Software tuned for multi-core promises big gains in AdvancedTCA system performance

Moore’s Law came into being back in the heyday of processor design. Moore’s Law states that every 18 months, the number of transistors in a given integrated circuit roughly doubles. As transistor geometries shrank and multiplied, computing performance increased at about the same rate. Unfortunately, gone are the days when systems manufacturers could simply ride the continuous performance improvements of the next-generation processor. Shrinking transistor geometries have reached a point of diminishing returns as regards clock rate, somewhat grinding Moore’s Law to a halt. Couple this with rising heat and memory latencies, and the electronics industry has reached a point where it’s imperative to explore new directions in order to kick increasing performance back into gear.

It has been interesting to observe the innovations in processor technologies over the past eight to 10 years. Back in 1999 hope sprang eternal when network processors promised to be the disruptive technology, enabling performance gains never before seen in the industry. Since that time, a large number of chip manufacturers have dropped their network processor offerings for a variety of reasons. But for those companies, while the formal term “network processor” might no longer be in their product portfolio, the concept lives on in their mainstream offerings. The most notable of these companies is Intel. Intel has largely divested its network processor offering, but its product lines now incorporate multiple cores inside a single chip. Multicore technology provides a theoretical N-times compute power increase, where N is the number of cores inside a specific chip.

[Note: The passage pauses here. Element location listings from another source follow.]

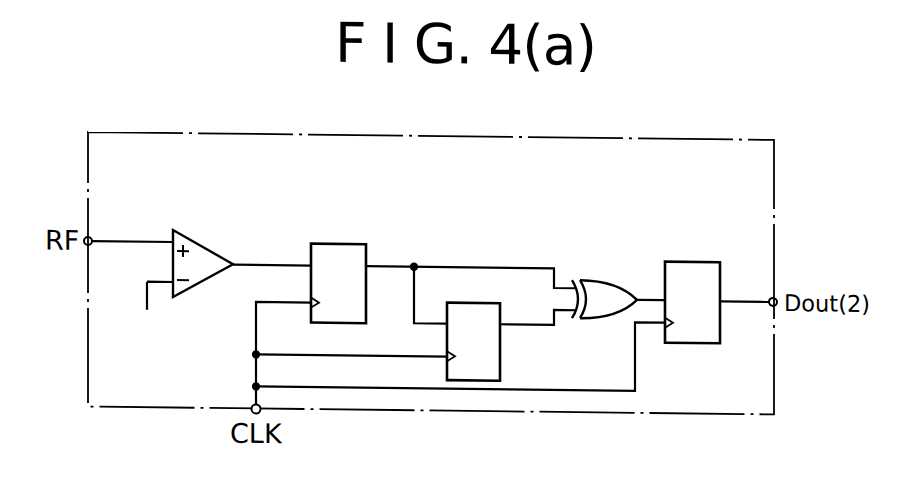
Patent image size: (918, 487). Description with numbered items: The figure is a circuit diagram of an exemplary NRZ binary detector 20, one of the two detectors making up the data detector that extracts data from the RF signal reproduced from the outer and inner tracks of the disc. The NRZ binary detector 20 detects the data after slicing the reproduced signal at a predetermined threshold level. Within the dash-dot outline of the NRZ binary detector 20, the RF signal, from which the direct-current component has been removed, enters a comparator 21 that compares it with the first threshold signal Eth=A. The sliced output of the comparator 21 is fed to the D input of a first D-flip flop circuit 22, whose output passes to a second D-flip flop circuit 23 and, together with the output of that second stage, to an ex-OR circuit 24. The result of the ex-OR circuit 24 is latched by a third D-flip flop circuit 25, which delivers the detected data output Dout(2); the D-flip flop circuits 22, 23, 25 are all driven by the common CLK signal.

The NRZ binary detector 20 is at (680, 131).
The comparator 21 is at (210, 246).
The D-flip flop circuit 22 is at (353, 240).
The D-flip flop circuit 23 is at (500, 352).
The ex-OR circuit 24 is at (609, 274).
The D-flip flop circuit 25 is at (701, 254).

For systems companies attempting to take advantage of this technology, it’s not just a matter of lobbing the same old software onto a new multiprocessor platform. That would be like going out and buying the latest professional racing bike and expecting your 13-year-old son to win the 2009 Tour de France! It’s imperative that the software is designed and implemented to take full advantage of the additional compute power of these new multicore processors.

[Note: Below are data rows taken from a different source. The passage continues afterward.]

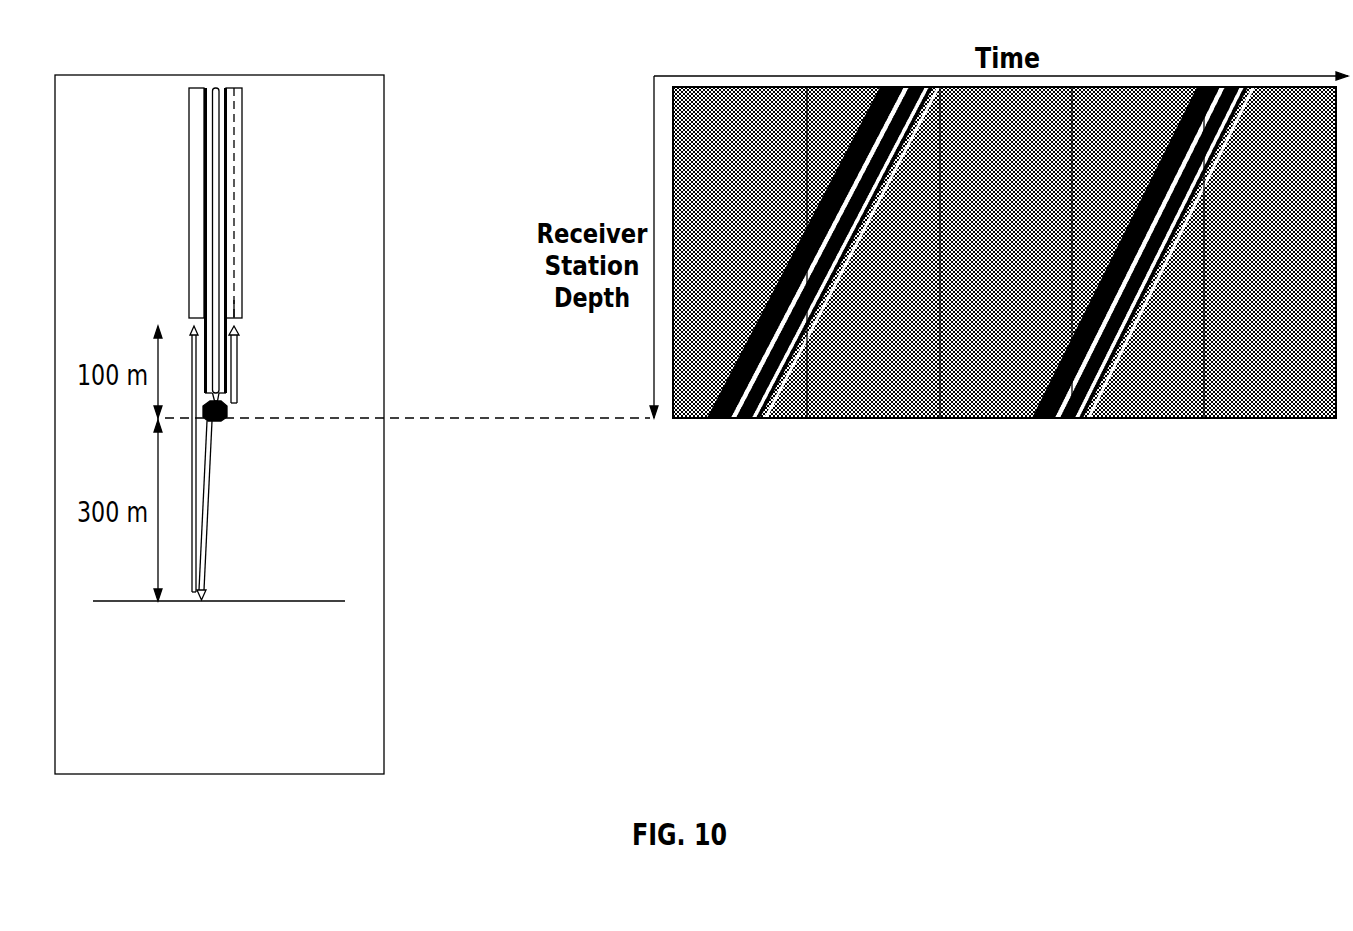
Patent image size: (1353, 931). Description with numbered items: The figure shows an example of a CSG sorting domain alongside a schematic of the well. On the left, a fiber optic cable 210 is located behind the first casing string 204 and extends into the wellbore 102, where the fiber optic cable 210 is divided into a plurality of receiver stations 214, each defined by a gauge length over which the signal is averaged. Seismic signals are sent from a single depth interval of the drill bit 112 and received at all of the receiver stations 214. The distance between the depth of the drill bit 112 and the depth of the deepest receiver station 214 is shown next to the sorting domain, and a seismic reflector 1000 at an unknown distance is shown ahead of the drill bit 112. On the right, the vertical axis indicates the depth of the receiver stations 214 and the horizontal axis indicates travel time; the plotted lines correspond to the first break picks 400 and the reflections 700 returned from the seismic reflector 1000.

The first casing string 204 is at (203, 117).
The wellbore 102 is at (210, 152).
The fiber optic cable 210 is at (236, 184).
The receiver station 214 is at (234, 310).
The first break picks 400 is at (240, 377).
The drill bit 112 is at (227, 407).
The reflections 700 is at (198, 482).
The seismic reflector 1000 is at (230, 603).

In this month’s issue of Software Corner, we’ll explore the implica-tions of multicore technology on networking and high availability (also known as HA) software solutions.

Networking – the need for speed

Nowhere is the need for increased performance more evident than in the networking segment of the electronics industry. The Internet has revolutionized how the world lives, learns, works, and interacts. Projections for increased use of multimedia services over the Internet require staggeringly high bandwidth and performance.

Networking systems performance starts with the speed of the baseline operating system, protocol stacks, and high avail-ability middleware. Important performance metrics are measured by the number of connections that can be handled over a given period of time (capacity) or how fast a given connection can push data (speed). I recently got the opportunity to speak with Todd Mersch, Senior Product Line Manager of the Trillium software product line within Continuous Computing. Todd mentions that the Trillium team early on recognized that core software components (like protocols and HA middleware) must be able to fully and efficiently utilize these new multicore processors and platforms in order to “get Moore’s Law going again.”

Trillium has had a long and storied history with networking software and protocol stacks, having been actively involved in protocol stack and networking software solutions for more than 20 years. In 2000 Intel acquired Trillium, and this was followed by Continuous Computing’s purchase of Trillium in 2003.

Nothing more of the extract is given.